Metabolik sendromla ilişkli sağlık sorunları
· Şeker hastalığı · Hipertansiyon · Kalp damar hastalığı · Polikistik over sendromu · Alkole bağlı olmayan yağlı karaciğer hastalığı (yağlı karaciğer) · Uyku apnesi
Depresyon kilo ilişkisi
Kilo sorunu bazen doğrudan ruhsal yaşamdaki gelgitlerin yansıması gibidir.

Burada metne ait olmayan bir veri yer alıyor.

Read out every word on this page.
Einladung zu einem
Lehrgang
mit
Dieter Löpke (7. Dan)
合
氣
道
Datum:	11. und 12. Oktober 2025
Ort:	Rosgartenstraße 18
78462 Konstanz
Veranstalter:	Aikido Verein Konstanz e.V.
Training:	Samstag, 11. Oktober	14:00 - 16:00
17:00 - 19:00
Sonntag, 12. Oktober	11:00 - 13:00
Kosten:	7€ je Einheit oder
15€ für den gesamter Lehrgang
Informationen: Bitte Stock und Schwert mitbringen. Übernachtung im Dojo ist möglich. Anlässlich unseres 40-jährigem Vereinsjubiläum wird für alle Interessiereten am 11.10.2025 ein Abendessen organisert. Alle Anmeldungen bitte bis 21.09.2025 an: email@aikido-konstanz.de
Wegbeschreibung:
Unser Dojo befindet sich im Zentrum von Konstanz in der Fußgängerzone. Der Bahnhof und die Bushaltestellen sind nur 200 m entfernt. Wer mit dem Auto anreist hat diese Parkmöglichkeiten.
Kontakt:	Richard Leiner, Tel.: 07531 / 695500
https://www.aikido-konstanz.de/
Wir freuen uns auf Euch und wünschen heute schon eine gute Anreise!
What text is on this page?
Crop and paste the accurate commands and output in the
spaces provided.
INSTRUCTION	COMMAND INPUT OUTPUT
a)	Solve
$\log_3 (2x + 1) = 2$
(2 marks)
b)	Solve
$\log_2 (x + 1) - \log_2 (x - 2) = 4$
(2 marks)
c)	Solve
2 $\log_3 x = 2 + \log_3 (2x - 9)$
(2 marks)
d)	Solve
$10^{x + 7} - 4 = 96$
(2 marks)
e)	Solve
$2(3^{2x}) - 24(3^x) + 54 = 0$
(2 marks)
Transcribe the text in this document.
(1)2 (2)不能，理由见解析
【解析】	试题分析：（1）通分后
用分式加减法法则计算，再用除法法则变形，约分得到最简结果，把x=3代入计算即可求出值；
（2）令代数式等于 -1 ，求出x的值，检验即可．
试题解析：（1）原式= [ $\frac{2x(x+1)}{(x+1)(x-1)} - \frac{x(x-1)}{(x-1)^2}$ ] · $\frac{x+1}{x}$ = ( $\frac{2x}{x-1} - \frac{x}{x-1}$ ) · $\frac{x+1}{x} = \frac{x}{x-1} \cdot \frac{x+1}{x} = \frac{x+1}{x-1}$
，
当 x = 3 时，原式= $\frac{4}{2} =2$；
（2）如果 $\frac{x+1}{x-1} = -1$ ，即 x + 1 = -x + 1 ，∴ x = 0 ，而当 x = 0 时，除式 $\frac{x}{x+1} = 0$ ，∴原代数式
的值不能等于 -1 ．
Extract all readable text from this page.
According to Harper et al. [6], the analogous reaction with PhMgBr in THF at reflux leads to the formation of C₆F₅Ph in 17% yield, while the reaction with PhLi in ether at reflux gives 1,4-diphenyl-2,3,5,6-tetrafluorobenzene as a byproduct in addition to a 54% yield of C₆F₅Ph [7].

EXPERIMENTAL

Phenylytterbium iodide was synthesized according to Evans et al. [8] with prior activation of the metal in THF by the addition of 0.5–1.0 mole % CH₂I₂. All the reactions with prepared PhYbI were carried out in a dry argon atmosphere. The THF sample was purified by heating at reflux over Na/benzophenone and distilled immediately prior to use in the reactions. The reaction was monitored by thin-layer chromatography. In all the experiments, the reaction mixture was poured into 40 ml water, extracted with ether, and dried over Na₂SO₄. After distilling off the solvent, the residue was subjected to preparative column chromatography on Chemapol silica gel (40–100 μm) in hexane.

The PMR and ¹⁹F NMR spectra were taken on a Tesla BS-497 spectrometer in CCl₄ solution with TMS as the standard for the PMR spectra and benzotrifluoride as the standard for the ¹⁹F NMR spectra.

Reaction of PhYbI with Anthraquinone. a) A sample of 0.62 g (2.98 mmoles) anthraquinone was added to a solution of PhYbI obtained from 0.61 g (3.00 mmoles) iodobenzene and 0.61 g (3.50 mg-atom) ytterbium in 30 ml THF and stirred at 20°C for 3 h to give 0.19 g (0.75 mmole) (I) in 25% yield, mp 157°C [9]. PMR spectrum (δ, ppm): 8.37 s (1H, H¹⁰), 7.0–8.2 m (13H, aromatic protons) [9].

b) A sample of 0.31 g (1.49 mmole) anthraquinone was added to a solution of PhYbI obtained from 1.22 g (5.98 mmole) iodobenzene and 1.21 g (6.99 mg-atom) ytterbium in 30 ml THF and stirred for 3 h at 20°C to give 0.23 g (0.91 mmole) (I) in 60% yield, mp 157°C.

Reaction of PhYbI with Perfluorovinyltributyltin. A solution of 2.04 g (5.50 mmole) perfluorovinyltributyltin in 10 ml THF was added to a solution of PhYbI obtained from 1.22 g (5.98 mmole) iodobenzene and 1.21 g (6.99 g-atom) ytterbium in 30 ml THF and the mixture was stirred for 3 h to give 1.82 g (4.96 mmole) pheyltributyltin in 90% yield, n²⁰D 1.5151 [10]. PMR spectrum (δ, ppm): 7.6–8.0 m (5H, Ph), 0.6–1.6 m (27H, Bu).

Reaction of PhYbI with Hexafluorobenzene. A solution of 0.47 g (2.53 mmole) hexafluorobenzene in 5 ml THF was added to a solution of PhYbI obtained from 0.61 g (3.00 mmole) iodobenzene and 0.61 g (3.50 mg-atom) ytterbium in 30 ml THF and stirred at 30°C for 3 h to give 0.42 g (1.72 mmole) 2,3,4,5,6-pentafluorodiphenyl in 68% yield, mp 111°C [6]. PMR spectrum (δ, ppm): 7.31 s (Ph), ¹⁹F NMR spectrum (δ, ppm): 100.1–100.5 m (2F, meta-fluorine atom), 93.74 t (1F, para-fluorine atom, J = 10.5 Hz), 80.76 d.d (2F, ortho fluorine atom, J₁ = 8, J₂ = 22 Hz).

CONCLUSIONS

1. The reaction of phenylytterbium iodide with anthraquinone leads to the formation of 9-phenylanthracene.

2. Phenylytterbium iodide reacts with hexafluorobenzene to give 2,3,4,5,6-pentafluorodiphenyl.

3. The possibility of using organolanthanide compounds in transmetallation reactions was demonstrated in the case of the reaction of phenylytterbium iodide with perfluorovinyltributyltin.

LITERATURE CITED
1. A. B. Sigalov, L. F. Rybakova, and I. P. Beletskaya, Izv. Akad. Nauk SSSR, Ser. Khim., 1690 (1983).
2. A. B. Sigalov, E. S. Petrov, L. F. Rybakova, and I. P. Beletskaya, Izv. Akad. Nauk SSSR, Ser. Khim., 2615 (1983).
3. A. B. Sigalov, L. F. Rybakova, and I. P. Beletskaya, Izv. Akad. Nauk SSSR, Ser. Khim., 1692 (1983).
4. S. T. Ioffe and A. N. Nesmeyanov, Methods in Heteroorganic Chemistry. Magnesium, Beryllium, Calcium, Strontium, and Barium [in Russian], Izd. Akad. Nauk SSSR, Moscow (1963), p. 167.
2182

Özellikle kadınlarda ruhsal kökenli kilo kazanımlarına daha sık rastlanıyor. Eş veya sevgiliden ayrılma, iş değiştirme, hatta ev değiştirme, ev yaşamında ortaya çıkan olumsuzluklar, evlilikle ilgili problemler, çocuklarla ilgili kaygı, kuşku, endişeler, anne, baba, dost, arkadaş veya herhangi bir sevilenin kaybı, ondan uzakta kalma durumu yeme ataklarına yol açabiliyor. Bu tür yeme ataklarında öncelikle tercih edilen yiyeceklerse şekerli, unlu, yağlı, nişastalı kalori bombası besinler oluyor. Ayrıca bilinen klinik depresyonu olanlar da kilo almaya (çok seyrek olarak da vermeye) yatkınlık görülebiliyor. Bazı depresyon ilaçlarının kilo aldırabileceği de bilinen gerçekler. Depresyondaysanız ve kilo sorununuz olduğunu düşünüyorsanız bu durumu sizi izleyen hekimle konuşun. Kilo aldırıyormuş diye ilacınızı sakın bırakmayın ama çözümler konusunda doktorunuzdan yardım istemeyi de ihmal etmeyin.